Written April 9, 2013
Wanting to get a taste of the Moroccan Mediterranean we did the loop drive suggested to us by our guide the day before. The drive starts in the same direction as the Talassemtane National Park, that is taking the N2 towards Tetouan and then turning right on the road that leads to Oued-Laou. As mentioned in the previous post, the sign for this turnoff, about 15 Kilometers out of town, is obscured by branches. It’s just past the second bridge of a double bridge crossing the river. Past here the road is easy to follow all the way to Oued-Lauo passing through a dramatic canyon that levels off to rolling cultivated hills as you near the sea.
It looks like they are trying to turn Oued-Laou into a seaside Chefchaouen with blue and white painted buildings and a newly built seaside promenade. In early April it was still pretty dead, but I imagine you could get lunch at one of the seaside cafes on the right before the start of the promenade.
It was still too early for lunch so we took our chances and headed down the coastal road towards Tetouan. The hazy weather took some of the shine off what would otherwise be a gorgeous drive along the green hills that roll down to the sea.
We pass a few small towns and even ventured into one café, but there were no lunch opportunities to be found until just before Tetouan. In the small town of Azla we found a busy seaside restaurant with taxis out in front and the parking lot half full.
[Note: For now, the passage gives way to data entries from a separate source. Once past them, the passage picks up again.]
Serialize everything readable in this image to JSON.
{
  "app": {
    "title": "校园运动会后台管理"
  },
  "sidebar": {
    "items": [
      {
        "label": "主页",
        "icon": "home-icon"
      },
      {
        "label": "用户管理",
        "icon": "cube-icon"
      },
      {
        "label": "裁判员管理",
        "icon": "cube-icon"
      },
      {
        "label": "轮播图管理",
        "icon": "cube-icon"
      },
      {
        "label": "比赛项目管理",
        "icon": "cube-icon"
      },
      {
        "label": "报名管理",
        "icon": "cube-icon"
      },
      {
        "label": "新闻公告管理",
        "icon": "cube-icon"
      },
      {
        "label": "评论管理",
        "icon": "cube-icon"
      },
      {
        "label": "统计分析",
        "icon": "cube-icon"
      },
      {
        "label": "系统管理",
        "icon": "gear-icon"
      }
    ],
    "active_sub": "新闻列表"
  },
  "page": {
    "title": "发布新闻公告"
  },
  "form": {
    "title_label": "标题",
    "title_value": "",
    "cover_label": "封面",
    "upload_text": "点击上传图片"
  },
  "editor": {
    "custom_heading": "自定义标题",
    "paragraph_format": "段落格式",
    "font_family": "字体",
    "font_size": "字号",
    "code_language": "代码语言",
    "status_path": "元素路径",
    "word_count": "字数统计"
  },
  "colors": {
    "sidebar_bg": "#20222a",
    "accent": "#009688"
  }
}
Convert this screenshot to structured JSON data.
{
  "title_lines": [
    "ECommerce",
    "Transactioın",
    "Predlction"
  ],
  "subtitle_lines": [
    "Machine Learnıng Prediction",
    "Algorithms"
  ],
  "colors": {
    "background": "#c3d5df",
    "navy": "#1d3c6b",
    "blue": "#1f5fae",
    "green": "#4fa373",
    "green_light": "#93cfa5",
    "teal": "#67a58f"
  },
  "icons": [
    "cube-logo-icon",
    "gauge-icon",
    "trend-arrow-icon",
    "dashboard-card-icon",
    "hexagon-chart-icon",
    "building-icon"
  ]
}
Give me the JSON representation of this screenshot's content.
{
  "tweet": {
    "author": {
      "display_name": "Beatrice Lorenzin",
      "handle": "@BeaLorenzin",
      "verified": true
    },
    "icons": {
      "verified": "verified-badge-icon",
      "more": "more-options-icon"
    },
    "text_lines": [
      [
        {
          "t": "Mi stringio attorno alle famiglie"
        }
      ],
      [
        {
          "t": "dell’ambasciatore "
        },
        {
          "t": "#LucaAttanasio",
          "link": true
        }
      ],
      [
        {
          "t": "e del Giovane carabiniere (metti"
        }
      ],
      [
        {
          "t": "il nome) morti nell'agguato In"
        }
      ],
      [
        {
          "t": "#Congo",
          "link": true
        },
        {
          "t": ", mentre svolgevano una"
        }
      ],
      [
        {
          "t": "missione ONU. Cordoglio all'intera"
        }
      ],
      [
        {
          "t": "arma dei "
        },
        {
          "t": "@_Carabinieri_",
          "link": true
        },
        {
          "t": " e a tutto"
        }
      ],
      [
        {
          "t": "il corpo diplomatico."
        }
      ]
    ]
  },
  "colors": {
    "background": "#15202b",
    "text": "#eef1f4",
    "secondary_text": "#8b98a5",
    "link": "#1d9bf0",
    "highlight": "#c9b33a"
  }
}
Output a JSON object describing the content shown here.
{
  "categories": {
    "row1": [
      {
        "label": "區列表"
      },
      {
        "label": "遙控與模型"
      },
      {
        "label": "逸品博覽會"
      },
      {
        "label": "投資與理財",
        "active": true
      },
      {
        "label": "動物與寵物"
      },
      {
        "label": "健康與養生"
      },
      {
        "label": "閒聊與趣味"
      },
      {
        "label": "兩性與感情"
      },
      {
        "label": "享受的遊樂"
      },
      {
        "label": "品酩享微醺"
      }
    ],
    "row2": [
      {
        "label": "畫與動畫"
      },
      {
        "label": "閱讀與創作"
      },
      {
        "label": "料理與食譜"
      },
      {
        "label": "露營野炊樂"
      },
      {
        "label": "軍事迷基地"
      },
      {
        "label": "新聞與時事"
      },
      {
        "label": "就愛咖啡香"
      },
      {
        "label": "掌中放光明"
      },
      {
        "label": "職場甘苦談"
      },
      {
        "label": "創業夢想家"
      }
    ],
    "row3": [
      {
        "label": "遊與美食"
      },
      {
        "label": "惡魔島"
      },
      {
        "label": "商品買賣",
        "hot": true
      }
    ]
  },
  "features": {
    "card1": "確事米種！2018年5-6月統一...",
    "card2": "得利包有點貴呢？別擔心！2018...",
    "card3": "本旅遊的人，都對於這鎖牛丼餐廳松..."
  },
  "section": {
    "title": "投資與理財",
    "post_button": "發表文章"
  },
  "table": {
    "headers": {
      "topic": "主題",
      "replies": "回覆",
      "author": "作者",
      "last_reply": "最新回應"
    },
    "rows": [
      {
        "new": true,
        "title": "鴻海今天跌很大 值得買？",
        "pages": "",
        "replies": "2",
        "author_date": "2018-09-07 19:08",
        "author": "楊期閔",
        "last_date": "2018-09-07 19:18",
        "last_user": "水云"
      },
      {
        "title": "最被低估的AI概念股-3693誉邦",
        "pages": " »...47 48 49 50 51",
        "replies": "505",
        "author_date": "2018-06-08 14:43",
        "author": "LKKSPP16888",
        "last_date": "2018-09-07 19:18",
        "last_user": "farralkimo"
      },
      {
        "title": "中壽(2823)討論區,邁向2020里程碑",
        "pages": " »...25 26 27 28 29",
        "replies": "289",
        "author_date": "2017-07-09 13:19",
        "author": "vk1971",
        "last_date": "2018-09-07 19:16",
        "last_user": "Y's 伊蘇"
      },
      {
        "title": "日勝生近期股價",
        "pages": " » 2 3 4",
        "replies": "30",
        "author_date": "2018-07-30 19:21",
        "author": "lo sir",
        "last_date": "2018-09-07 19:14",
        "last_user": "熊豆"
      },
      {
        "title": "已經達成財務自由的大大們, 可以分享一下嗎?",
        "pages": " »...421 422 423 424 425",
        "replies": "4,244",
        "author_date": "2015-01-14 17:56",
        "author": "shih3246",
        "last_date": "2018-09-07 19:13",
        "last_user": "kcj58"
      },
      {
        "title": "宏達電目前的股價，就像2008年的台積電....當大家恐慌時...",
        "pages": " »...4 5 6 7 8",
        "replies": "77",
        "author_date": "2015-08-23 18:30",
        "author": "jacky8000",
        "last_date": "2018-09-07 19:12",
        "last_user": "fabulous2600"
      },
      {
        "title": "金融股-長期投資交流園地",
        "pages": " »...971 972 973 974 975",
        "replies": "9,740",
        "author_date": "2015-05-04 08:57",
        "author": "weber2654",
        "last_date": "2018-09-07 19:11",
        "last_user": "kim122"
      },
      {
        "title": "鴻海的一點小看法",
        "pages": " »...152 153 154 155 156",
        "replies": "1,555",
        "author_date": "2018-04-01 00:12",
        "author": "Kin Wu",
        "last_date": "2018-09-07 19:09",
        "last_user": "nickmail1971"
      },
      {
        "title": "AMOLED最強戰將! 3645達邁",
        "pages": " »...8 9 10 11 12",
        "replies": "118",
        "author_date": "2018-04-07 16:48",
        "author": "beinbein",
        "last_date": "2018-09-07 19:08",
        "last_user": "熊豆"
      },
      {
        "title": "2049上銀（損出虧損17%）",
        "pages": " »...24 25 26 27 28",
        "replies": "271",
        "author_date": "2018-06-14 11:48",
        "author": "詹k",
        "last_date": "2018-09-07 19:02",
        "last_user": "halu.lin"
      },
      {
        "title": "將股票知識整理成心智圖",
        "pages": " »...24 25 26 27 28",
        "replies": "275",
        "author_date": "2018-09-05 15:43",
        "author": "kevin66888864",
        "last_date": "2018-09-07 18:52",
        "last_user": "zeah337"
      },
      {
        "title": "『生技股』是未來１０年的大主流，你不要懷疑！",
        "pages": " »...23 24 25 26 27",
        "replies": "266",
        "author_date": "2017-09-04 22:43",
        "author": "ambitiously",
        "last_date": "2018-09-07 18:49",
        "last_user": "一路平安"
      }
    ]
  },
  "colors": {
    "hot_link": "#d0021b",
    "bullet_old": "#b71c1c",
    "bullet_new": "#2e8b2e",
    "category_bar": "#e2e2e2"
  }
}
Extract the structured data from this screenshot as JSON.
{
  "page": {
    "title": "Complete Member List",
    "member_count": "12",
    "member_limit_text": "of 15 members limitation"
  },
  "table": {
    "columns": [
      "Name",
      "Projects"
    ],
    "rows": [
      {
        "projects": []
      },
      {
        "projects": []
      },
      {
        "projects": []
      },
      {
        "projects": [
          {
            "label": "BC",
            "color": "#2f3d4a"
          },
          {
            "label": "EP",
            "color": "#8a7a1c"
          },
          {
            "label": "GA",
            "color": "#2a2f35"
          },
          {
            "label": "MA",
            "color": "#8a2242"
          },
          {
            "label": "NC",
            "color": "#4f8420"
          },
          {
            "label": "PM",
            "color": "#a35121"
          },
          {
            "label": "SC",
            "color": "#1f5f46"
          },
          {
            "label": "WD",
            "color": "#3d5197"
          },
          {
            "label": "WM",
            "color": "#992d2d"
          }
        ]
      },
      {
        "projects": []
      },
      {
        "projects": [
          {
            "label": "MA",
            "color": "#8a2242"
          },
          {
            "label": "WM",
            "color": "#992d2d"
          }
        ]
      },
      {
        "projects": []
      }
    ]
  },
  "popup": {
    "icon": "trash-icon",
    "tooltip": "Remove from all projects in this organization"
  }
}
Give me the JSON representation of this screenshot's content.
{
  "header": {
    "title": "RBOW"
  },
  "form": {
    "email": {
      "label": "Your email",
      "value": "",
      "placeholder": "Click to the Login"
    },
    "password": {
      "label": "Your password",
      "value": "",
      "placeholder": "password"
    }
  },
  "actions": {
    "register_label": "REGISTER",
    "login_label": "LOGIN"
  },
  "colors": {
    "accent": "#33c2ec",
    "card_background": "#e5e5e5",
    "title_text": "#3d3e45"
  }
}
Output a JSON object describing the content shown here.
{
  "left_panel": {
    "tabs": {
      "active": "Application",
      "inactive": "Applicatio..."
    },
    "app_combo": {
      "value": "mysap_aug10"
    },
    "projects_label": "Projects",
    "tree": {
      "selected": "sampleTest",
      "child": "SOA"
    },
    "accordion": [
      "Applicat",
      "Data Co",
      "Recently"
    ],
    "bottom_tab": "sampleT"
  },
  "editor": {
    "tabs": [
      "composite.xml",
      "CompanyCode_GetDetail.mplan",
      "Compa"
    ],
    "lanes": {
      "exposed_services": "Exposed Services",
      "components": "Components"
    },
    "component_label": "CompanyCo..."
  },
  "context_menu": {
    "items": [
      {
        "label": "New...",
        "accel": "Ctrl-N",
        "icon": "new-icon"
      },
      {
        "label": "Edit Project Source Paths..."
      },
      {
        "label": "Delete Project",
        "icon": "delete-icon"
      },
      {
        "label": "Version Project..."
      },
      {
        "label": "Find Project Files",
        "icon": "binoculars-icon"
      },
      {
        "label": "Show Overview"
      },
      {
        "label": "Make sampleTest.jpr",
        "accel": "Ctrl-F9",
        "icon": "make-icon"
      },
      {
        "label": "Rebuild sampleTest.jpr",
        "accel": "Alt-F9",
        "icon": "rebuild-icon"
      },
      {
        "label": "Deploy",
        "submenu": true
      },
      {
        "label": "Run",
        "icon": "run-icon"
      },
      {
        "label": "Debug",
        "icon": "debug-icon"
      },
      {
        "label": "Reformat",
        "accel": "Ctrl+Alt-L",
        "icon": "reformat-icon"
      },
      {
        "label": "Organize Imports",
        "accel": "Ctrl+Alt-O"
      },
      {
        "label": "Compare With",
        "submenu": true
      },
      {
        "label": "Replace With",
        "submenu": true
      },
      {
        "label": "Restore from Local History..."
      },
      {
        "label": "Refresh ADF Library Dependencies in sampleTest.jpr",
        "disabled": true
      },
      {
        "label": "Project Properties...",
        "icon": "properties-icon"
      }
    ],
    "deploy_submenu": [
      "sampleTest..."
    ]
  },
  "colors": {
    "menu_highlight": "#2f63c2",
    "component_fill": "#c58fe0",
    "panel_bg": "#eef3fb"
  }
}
There were no signs in any script that we could read. It may say something in Arabic on what looks like a Coke sign.
Walking into the restaurant we were the only foreigners in the place. The first young man we talked to did not speak French or even Spanish, which is supposedly more common in this region, but simply pointed to the counter. At the counter there was someone who spoke enough Spanish that we could order some lunch. Turns out that the restaurant specializes in fresh fish. You pick out your lunch from a large cooler with a selection of various types of fresh caught fish, including calamari, and they grill or fry it up for you. In addition to the fish we ordered a salad and a plate of paella. It’s what everyone else was eating.
The outside terrace is just above the beach – the perfect spot for a fresh fish lunch. The fish was just as fresh and perfectly cooked as we would hope and dirt cheap at 140 dirham (about $16) for the whole meal.
If you want to find this restaurant, it’s in Azla east of Tetouan on the sea side of the coastal road, just east of the Florida Café and Restaurant.
Continuing on back to Chefchaouen via Tetouan, a large white city set in the rugged hills next to the sea, we take the N2 south through the pretty valleys whose surrounding peaks are staring to cloud over.